5A) Also insist that for now they order and keep Solu-Cortef on the shelves for you. Many (most?) hospitals do NOT have it stocked, as my friend discovered over and over again when she went to the ER. It took hours for them to track some down and give it to her. In the meantime, she was getting sicker and sicker. She finally asked the liason to help be certain they had it for her, ready to go. Now, they have it ready for her, they know her and they know what to do. She is often out of there in about 3 hours.
6) If you are vomiting/collapsed clearly in serious trouble, by the time you head off to the ER, call 911/ambulance so you get taken in and cared for without waiting. Your life is at risk by that stage and you need immediate care. It is justified and potentially life-saving.
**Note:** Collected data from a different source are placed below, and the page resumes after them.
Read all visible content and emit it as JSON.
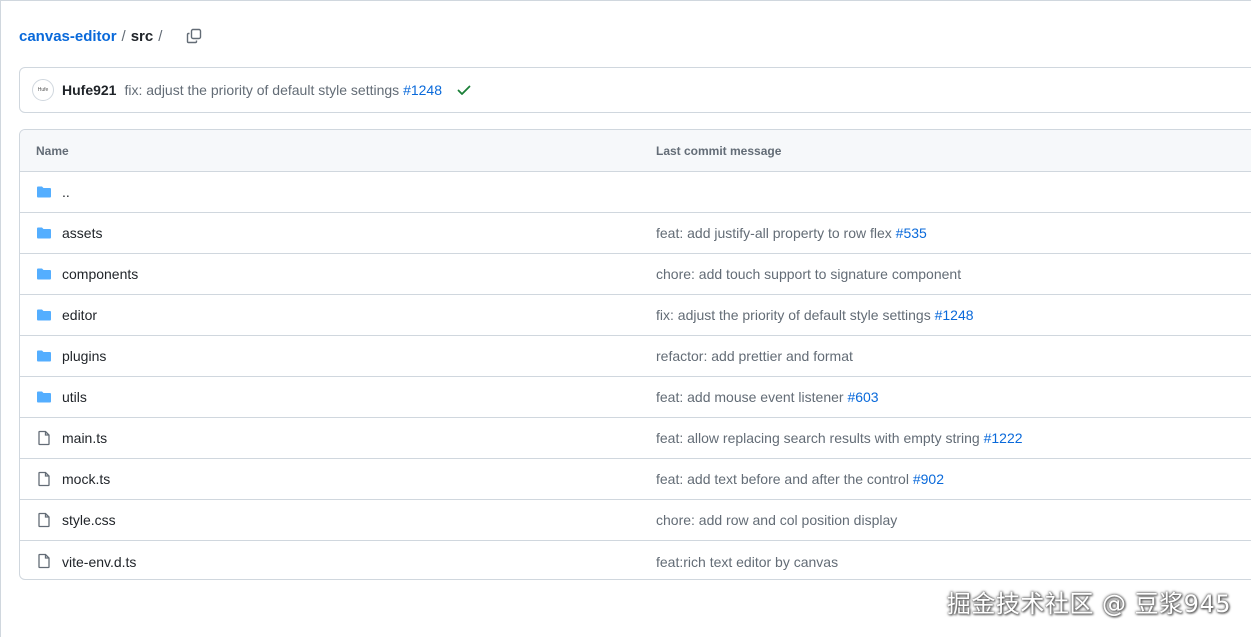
{
  "breadcrumb": {
    "repo": "canvas-editor",
    "separator": "/",
    "folder": "src",
    "trailing_separator": "/",
    "copy_icon": "copy-icon"
  },
  "latest_commit": {
    "avatar_text": "Hufe",
    "author": "Hufe921",
    "message": "fix: adjust the priority of default style settings",
    "pr": "#1248",
    "status_icon": "check-icon",
    "status_color": "#1a7f37"
  },
  "table": {
    "headers": {
      "name": "Name",
      "message": "Last commit message"
    },
    "rows": [
      {
        "type": "folder",
        "icon": "folder-icon",
        "name": "..",
        "message": "",
        "pr": ""
      },
      {
        "type": "folder",
        "icon": "folder-icon",
        "name": "assets",
        "message": "feat: add justify-all property to row flex",
        "pr": "#535"
      },
      {
        "type": "folder",
        "icon": "folder-icon",
        "name": "components",
        "message": "chore: add touch support to signature component",
        "pr": ""
      },
      {
        "type": "folder",
        "icon": "folder-icon",
        "name": "editor",
        "message": "fix: adjust the priority of default style settings",
        "pr": "#1248"
      },
      {
        "type": "folder",
        "icon": "folder-icon",
        "name": "plugins",
        "message": "refactor: add prettier and format",
        "pr": ""
      },
      {
        "type": "folder",
        "icon": "folder-icon",
        "name": "utils",
        "message": "feat: add mouse event listener",
        "pr": "#603"
      },
      {
        "type": "file",
        "icon": "file-icon",
        "name": "main.ts",
        "message": "feat: allow replacing search results with empty string",
        "pr": "#1222"
      },
      {
        "type": "file",
        "icon": "file-icon",
        "name": "mock.ts",
        "message": "feat: add text before and after the control",
        "pr": "#902"
      },
      {
        "type": "file",
        "icon": "file-icon",
        "name": "style.css",
        "message": "chore: add row and col position display",
        "pr": ""
      },
      {
        "type": "file",
        "icon": "file-icon",
        "name": "vite-env.d.ts",
        "message": "feat:rich text editor by canvas",
        "pr": ""
      }
    ]
  },
  "colors": {
    "link": "#0969da",
    "folder": "#54aeff",
    "file": "#636c76",
    "border": "#d0d7de"
  },
  "watermark": "掘金技术社区 @ 豆浆945"
}
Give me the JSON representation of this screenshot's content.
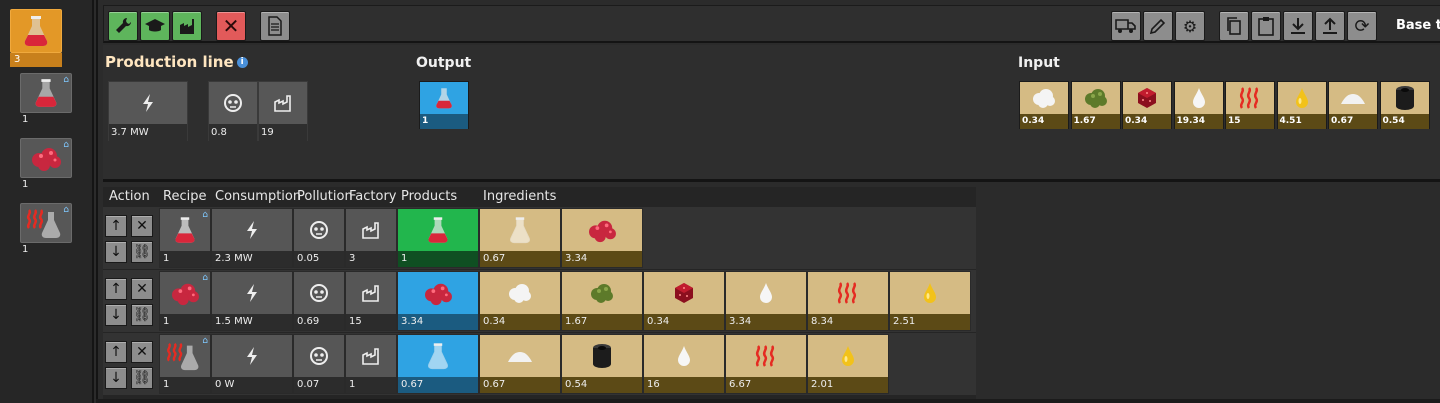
{
  "sidebar": {
    "items": [
      {
        "icon": "red-science-flask-icon",
        "count": "3",
        "active": true
      },
      {
        "icon": "red-science-flask-icon",
        "count": "1",
        "active": false
      },
      {
        "icon": "red-crystal-icon",
        "count": "1",
        "active": false
      },
      {
        "icon": "heat-flask-icon",
        "count": "1",
        "active": false
      }
    ]
  },
  "toolbar": {
    "left_buttons": [
      "wrench-icon",
      "graduation-cap-icon",
      "factory-settings-icon",
      "close-icon",
      "document-icon"
    ],
    "right_buttons": [
      "truck-icon",
      "pencil-icon",
      "gears-icon",
      "copy-icon",
      "clipboard-icon",
      "download-icon",
      "upload-icon",
      "refresh-icon"
    ],
    "base_label": "Base t"
  },
  "summary": {
    "production_title": "Production line",
    "info_glyph": "i",
    "stats": [
      {
        "icon": "power-icon",
        "value": "3.7 MW"
      },
      {
        "icon": "pollution-icon",
        "value": "0.8"
      },
      {
        "icon": "factory-icon",
        "value": "19"
      }
    ],
    "output_title": "Output",
    "outputs": [
      {
        "icon": "red-science-flask-icon",
        "value": "1"
      }
    ],
    "input_title": "Input",
    "inputs": [
      {
        "icon": "white-fluff-icon",
        "value": "0.34"
      },
      {
        "icon": "green-moss-icon",
        "value": "1.67"
      },
      {
        "icon": "red-cube-icon",
        "value": "0.34"
      },
      {
        "icon": "white-drop-icon",
        "value": "19.34"
      },
      {
        "icon": "heat-waves-icon",
        "value": "15"
      },
      {
        "icon": "yellow-drop-icon",
        "value": "4.51"
      },
      {
        "icon": "white-powder-icon",
        "value": "0.67"
      },
      {
        "icon": "black-canister-icon",
        "value": "0.54"
      }
    ]
  },
  "table": {
    "headers": [
      "Action",
      "Recipe",
      "Consumption",
      "Pollution",
      "Factory",
      "Products",
      "Ingredients"
    ],
    "rows": [
      {
        "recipe_icon": "red-science-flask-icon",
        "recipe_count": "1",
        "consumption": "2.3 MW",
        "pollution": "0.05",
        "factory": "3",
        "product": {
          "icon": "red-science-flask-icon",
          "value": "1",
          "color": "green"
        },
        "ingredients": [
          {
            "icon": "empty-flask-icon",
            "value": "0.67"
          },
          {
            "icon": "red-crystal-icon",
            "value": "3.34"
          }
        ]
      },
      {
        "recipe_icon": "red-crystal-icon",
        "recipe_count": "1",
        "consumption": "1.5 MW",
        "pollution": "0.69",
        "factory": "15",
        "product": {
          "icon": "red-crystal-icon",
          "value": "3.34",
          "color": "blue"
        },
        "ingredients": [
          {
            "icon": "white-fluff-icon",
            "value": "0.34"
          },
          {
            "icon": "green-moss-icon",
            "value": "1.67"
          },
          {
            "icon": "red-cube-icon",
            "value": "0.34"
          },
          {
            "icon": "white-drop-icon",
            "value": "3.34"
          },
          {
            "icon": "heat-waves-icon",
            "value": "8.34"
          },
          {
            "icon": "yellow-drop-icon",
            "value": "2.51"
          }
        ]
      },
      {
        "recipe_icon": "heat-flask-icon",
        "recipe_count": "1",
        "consumption": "0 W",
        "pollution": "0.07",
        "factory": "1",
        "product": {
          "icon": "empty-flask-icon",
          "value": "0.67",
          "color": "blue"
        },
        "ingredients": [
          {
            "icon": "white-powder-icon",
            "value": "0.67"
          },
          {
            "icon": "black-canister-icon",
            "value": "0.54"
          },
          {
            "icon": "white-drop-icon",
            "value": "16"
          },
          {
            "icon": "heat-waves-icon",
            "value": "6.67"
          },
          {
            "icon": "yellow-drop-icon",
            "value": "2.01"
          }
        ]
      }
    ]
  },
  "colors": {
    "accent_orange": "#e39827",
    "product_green": "#22b64d",
    "item_blue": "#2fa3e3",
    "ingredient_tan": "#d5bb84",
    "button_green": "#5eb55c",
    "button_red": "#e25a5a"
  }
}
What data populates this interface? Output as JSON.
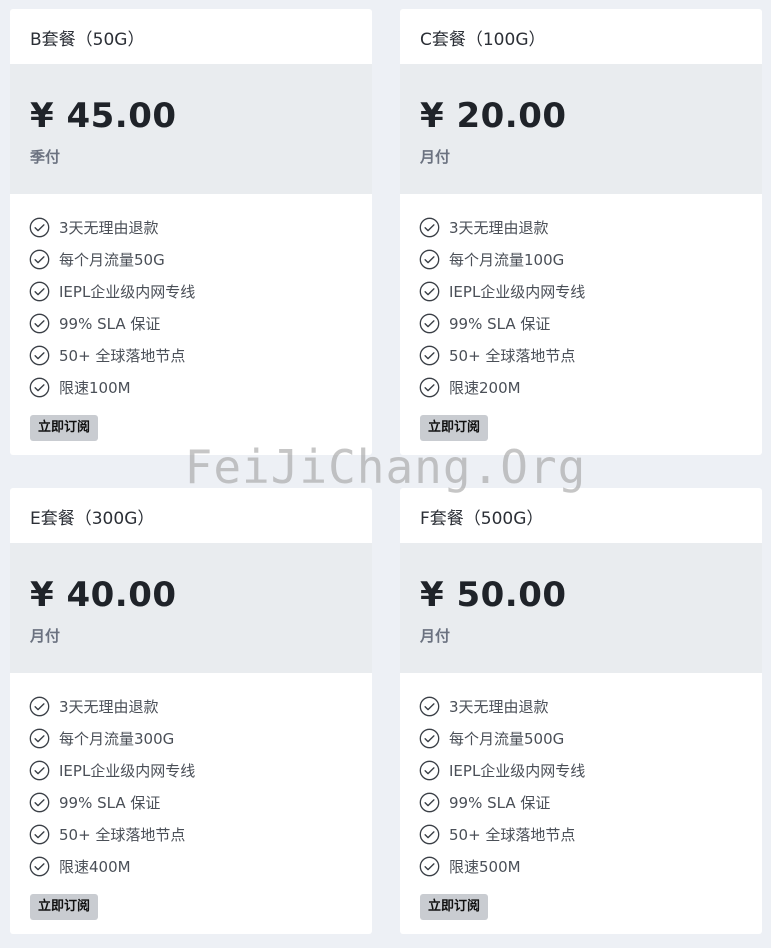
{
  "plans": [
    {
      "title": "B套餐（50G）",
      "price": "¥ 45.00",
      "period": "季付",
      "features": [
        "3天无理由退款",
        "每个月流量50G",
        "IEPL企业级内网专线",
        "99% SLA 保证",
        "50+ 全球落地节点",
        "限速100M"
      ],
      "button": "立即订阅"
    },
    {
      "title": "C套餐（100G）",
      "price": "¥ 20.00",
      "period": "月付",
      "features": [
        "3天无理由退款",
        "每个月流量100G",
        "IEPL企业级内网专线",
        "99% SLA 保证",
        "50+ 全球落地节点",
        "限速200M"
      ],
      "button": "立即订阅"
    },
    {
      "title": "E套餐（300G）",
      "price": "¥ 40.00",
      "period": "月付",
      "features": [
        "3天无理由退款",
        "每个月流量300G",
        "IEPL企业级内网专线",
        "99% SLA 保证",
        "50+ 全球落地节点",
        "限速400M"
      ],
      "button": "立即订阅"
    },
    {
      "title": "F套餐（500G）",
      "price": "¥ 50.00",
      "period": "月付",
      "features": [
        "3天无理由退款",
        "每个月流量500G",
        "IEPL企业级内网专线",
        "99% SLA 保证",
        "50+ 全球落地节点",
        "限速500M"
      ],
      "button": "立即订阅"
    }
  ],
  "watermark": "FeiJiChang.Org",
  "icons": {
    "feature": "check-circle-icon"
  },
  "colors": {
    "background": "#edf0f5",
    "price_box": "#e9ecef",
    "button": "#c9ccd1"
  }
}
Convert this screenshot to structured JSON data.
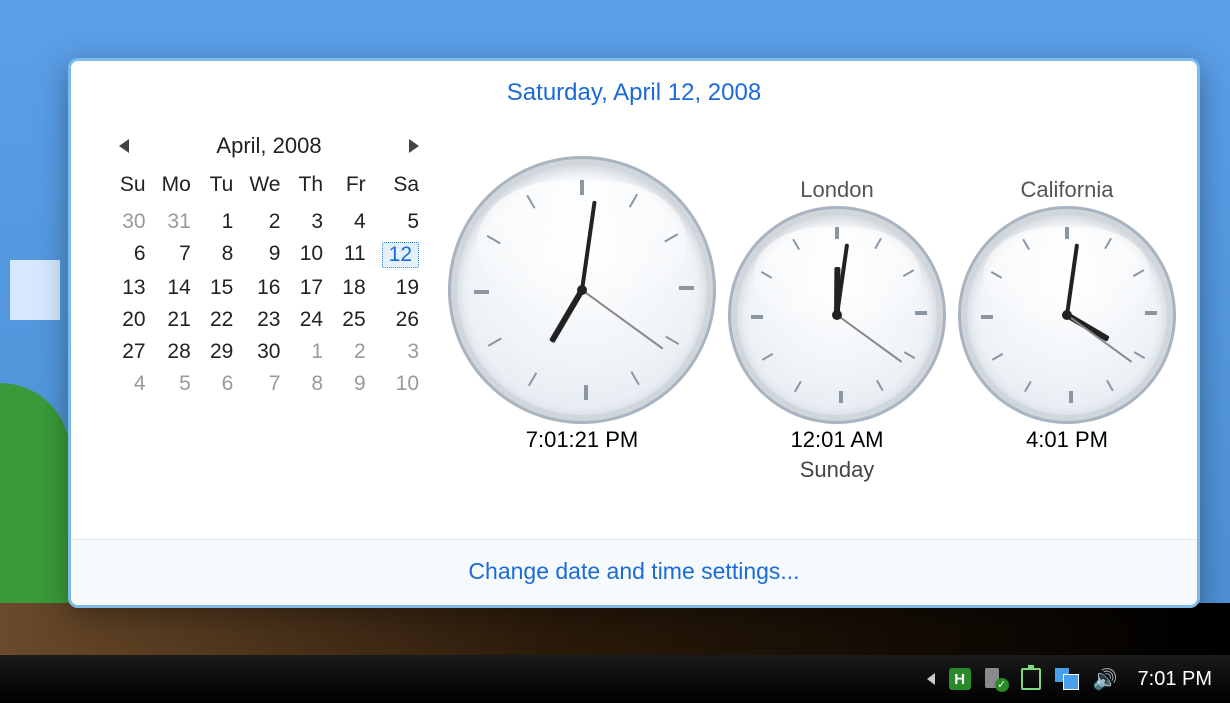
{
  "header": {
    "full_date": "Saturday, April 12, 2008"
  },
  "calendar": {
    "title": "April, 2008",
    "dow": [
      "Su",
      "Mo",
      "Tu",
      "We",
      "Th",
      "Fr",
      "Sa"
    ],
    "days": [
      {
        "n": 30,
        "other": true
      },
      {
        "n": 31,
        "other": true
      },
      {
        "n": 1
      },
      {
        "n": 2
      },
      {
        "n": 3
      },
      {
        "n": 4
      },
      {
        "n": 5
      },
      {
        "n": 6
      },
      {
        "n": 7
      },
      {
        "n": 8
      },
      {
        "n": 9
      },
      {
        "n": 10
      },
      {
        "n": 11
      },
      {
        "n": 12,
        "selected": true
      },
      {
        "n": 13
      },
      {
        "n": 14
      },
      {
        "n": 15
      },
      {
        "n": 16
      },
      {
        "n": 17
      },
      {
        "n": 18
      },
      {
        "n": 19
      },
      {
        "n": 20
      },
      {
        "n": 21
      },
      {
        "n": 22
      },
      {
        "n": 23
      },
      {
        "n": 24
      },
      {
        "n": 25
      },
      {
        "n": 26
      },
      {
        "n": 27
      },
      {
        "n": 28
      },
      {
        "n": 29
      },
      {
        "n": 30
      },
      {
        "n": 1,
        "other": true
      },
      {
        "n": 2,
        "other": true
      },
      {
        "n": 3,
        "other": true
      },
      {
        "n": 4,
        "other": true
      },
      {
        "n": 5,
        "other": true
      },
      {
        "n": 6,
        "other": true
      },
      {
        "n": 7,
        "other": true
      },
      {
        "n": 8,
        "other": true
      },
      {
        "n": 9,
        "other": true
      },
      {
        "n": 10,
        "other": true
      }
    ]
  },
  "clocks": [
    {
      "label": "",
      "time_text": "7:01:21 PM",
      "day_text": "",
      "h": 7,
      "m": 1,
      "s": 21,
      "size": "big"
    },
    {
      "label": "London",
      "time_text": "12:01 AM",
      "day_text": "Sunday",
      "h": 0,
      "m": 1,
      "s": 21,
      "size": "small"
    },
    {
      "label": "California",
      "time_text": "4:01 PM",
      "day_text": "",
      "h": 4,
      "m": 1,
      "s": 21,
      "size": "small"
    }
  ],
  "footer": {
    "link": "Change date and time settings..."
  },
  "taskbar": {
    "time": "7:01 PM"
  }
}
7) Always have a trained advocate with you, have several back ups in your life. My friend has her husband but she also has me ready to go-have the hospital list several people to call ahead of time in case you arrive on your own and they can't reach your primary person. Your advocates need to know what to do independently of you. They need to know what to say and how to push the ER staff to get things done on your behalf. We, as patients struggling with Cushing's, are used to having to push but most people are very intimidated by medical personnel and often hang back, figuring they must know what to do. Make sure they understand this just isn't the case sometimes and that your life may depend on what they say or get the staff to do. It is critical they contact your endocrinologist-have your advocate INSIST they do this. If they won't, have your advocate page the doctor for you. Be sure you go over a plan with your advocate periodically or answer their questions about what may happen. I went over much of my plan with my husband prior to my surgery but discovered that within days of surgery, he had forgotten most of what I said. He really wanted to help but just hadn't taken in the medical stuff because it was overwhelming and scary. Keep going over it until they are comfortable.
I really hope these are the last ER visits for you all. I have agonized each time my friend goes into another crisis. I know that in spite of everything you do (or don't do) to prevent a crisis, they still happen. Hopefully the next time around, everything will be in place for you all to have a smooth experience.
So, sit down, turn on that television and get comfy girls. TAKE IT EASY!!